Guinness World Records approved the new aerogel's application for the least dense solid in March. Astronomer David Hawksett, Guinness World Records' science and technology judge, decided that Jones' aerogel beat out the previous record holder, an aerogel that weighed 5 milligrams per cubic centimeter (.00018 pounds per cubic inch.)
Aerogel is pure silicon dioxide and sand, just as is glass, but aerogel is a thousand times less dense than glass because it is 99.8 percent air. It is prepared like gelatin by mixing a liquid silicon compound and a fast-evaporating liquid solvent, forming a gel that is then dried in an instrument similar to a pressure cooker. The mixture thickens, and then careful heating and depressurizing produce a glassy sponge of silicon.
What remains is sometimes called "solid smoke," for its cloudy translucent color and super-light weight. Surprisingly, this seemingly brittle substance is durable and easily survives launch and space environments.

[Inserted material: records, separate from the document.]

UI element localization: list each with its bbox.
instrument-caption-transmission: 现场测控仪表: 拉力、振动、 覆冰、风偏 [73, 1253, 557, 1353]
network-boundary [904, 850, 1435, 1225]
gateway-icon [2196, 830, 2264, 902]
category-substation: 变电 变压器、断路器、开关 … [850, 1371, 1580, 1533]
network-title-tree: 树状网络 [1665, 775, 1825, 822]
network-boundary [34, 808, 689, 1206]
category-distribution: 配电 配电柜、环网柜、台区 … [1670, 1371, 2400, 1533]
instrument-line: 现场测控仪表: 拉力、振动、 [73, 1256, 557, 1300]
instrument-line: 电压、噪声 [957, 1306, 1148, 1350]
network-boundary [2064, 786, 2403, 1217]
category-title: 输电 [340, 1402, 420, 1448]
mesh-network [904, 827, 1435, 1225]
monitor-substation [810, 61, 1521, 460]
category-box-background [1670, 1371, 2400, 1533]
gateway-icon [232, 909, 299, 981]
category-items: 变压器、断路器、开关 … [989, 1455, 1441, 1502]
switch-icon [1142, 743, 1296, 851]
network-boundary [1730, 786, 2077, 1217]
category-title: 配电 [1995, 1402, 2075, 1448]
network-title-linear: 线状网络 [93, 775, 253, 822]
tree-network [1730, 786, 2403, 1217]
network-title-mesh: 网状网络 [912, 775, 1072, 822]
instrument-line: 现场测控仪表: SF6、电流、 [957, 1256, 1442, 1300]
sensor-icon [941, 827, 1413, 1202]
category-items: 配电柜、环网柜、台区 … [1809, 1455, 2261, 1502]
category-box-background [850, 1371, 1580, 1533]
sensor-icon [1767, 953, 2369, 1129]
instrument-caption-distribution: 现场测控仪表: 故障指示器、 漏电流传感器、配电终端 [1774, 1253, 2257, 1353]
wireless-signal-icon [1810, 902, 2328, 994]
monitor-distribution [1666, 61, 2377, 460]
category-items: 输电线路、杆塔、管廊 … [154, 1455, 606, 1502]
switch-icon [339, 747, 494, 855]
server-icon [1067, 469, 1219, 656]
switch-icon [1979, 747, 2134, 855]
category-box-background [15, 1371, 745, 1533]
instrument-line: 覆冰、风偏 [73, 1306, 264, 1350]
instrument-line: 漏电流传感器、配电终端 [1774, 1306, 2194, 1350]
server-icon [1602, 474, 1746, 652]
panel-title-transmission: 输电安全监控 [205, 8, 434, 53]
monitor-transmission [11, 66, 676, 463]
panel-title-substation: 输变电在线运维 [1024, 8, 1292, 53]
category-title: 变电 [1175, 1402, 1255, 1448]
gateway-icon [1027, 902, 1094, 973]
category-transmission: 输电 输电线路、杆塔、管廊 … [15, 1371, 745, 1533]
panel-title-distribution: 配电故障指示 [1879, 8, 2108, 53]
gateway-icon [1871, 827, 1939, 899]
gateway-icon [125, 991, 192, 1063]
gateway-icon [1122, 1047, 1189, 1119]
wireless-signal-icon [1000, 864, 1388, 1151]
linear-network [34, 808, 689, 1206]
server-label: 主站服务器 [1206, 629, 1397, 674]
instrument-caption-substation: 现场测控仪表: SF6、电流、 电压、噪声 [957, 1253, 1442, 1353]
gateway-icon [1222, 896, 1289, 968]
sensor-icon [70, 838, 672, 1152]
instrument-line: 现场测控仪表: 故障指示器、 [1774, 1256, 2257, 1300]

"It's probably not possible to make aerogel any lighter than this because then it wouldn't gel," Jones said. "The molecules of silicon wouldn't connect. And it's not possible to make it lighter than the density of air, 1.2 milligrams per cubic centimeter (.00004 pounds per cubic inch), because aerogel is filled with air." To change the density, Jones simply changes the amount of silicon in the initial mixture. At least as light as nitrogen if not lighter.